On February 24, 2003, the IJ denied Semenchuk asylum, withholding of removal, and CAT relief. On April 15, 2004, the BIA affirmed the IJ’s order denying Semenchuk asylum, withholding of removal, and CAT relief. Thus, Semenchuk had until May 17, 2004, to file a petition for review in this Court. However, Semenchuk did not file a petition for review until September 23, 2004.

While we generally have jurisdiction to review final orders of removal, the petition for review must be filed within 30 days of the date of the final order of removal. See INA § 242(b)(1), 8 U.S.C. § 1252(b)(1). The statutory time limit for filing a direct petition for review in an immigration case is “mandatory and jurisdictional, and [is] not subject to equitable tolling.” Stone v. INS, 514 U.S. 386, 405, 115 S.Ct. 1537, 1549, 131 L.Ed.2d 465 (1995) (internal quotation marks and citations omitted). Because Semenchuk’s petition for review was filed outside the 30- *927 day window, we do not have jurisdiction to consider it. Consequently, we dismiss Semenchuk’s September 28, 2004, petition for review to the extent it challenges the IJ’s February 24, 2004, denial of asylum, withholding of removal, or CAT relief.

In contrast, to the extent Semenchuk’s September 23, 2004, petition challenges the BIA’s September 4, 2004, denial of her motion for reconsideration, we have jurisdiction to entertain Semenchuk’s petition for review. We review the BIA’s denial of a motion to reopen or reconsider for an abuse of discretion. Assa’ad v. United States Att’y Gen., 332 F.3d 1321, 1340-41 (11th Cir.2003), cert. denied, — U.S. —, 125 S.Ct. 38, 160 L.Ed.2d 200 (2004); Mejia Rodriguez v.

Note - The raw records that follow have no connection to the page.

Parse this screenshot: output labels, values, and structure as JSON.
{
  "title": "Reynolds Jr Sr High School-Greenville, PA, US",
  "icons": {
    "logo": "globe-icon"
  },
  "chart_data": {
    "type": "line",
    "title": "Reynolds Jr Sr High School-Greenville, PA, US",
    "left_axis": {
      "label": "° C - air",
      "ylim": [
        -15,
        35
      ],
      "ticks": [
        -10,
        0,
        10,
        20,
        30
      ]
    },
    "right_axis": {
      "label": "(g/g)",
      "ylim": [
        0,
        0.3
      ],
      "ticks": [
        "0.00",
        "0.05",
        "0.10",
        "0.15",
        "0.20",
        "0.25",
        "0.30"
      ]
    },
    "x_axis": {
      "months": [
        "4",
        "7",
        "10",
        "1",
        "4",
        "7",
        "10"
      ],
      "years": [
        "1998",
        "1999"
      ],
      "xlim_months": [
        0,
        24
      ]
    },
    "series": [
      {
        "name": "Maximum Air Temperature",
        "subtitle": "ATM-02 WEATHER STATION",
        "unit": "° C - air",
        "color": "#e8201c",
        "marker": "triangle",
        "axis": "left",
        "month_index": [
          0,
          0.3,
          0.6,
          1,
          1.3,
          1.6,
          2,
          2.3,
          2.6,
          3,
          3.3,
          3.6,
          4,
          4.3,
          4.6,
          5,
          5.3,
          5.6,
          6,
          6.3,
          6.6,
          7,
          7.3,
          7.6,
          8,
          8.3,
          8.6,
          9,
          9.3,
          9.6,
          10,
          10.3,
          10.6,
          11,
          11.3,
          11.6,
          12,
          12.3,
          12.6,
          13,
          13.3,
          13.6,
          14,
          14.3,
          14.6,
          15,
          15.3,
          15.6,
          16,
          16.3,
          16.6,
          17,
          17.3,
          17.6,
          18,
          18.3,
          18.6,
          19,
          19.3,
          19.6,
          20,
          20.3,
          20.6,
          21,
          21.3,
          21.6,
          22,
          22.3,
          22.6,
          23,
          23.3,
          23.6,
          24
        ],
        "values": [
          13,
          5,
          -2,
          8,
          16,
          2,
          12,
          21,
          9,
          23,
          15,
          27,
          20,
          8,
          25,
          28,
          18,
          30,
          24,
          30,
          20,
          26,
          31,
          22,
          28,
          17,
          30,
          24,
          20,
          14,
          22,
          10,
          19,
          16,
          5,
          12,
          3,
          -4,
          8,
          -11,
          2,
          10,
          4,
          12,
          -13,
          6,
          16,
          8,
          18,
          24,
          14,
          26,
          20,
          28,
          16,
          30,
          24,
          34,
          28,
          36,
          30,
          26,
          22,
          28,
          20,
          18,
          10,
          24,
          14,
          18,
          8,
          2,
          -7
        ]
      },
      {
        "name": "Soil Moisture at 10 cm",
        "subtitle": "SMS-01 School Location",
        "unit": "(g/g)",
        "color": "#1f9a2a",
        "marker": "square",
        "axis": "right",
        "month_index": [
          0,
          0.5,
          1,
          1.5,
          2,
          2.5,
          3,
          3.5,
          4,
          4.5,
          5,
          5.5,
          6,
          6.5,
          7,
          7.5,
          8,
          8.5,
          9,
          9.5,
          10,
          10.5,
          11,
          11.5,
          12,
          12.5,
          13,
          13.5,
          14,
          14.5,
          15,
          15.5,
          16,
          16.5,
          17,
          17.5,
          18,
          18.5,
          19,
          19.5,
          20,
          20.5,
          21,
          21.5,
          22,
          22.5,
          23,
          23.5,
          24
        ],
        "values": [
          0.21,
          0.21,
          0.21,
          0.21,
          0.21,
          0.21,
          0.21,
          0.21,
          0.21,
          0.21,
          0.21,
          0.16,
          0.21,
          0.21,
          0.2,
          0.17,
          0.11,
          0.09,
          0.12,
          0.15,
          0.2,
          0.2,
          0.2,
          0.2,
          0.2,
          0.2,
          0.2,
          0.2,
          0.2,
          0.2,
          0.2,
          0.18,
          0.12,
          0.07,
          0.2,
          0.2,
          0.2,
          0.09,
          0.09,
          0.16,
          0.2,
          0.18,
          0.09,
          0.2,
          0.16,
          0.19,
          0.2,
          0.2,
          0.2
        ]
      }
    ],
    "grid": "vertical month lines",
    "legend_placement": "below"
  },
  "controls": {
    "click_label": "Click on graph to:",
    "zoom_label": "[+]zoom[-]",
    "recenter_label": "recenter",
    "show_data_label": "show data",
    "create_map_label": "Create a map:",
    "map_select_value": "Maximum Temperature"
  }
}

Reno, 178 F.3d 1139, 1145 (11th Cir.1999). Judicial review of motions for reconsideration is limited to determining “whether there has been an exercise of administrative discretion and whether the matter of exercise has been arbitrary or capricious.” Garciar-Mir v. Smith, 766 F.2d 1478, 1490 (11th Cir.1985) (quotation marks and citation omitted). Semenchuk’s motion for reconsideration simply repeated the same arguments she made in her initial appeal to the BIA. Thus, the BIA did not abuse its discretion in denying Semenchuk’s motion for reconsideration.

PETITION DISMISSED IN PART and DENIED IN PART.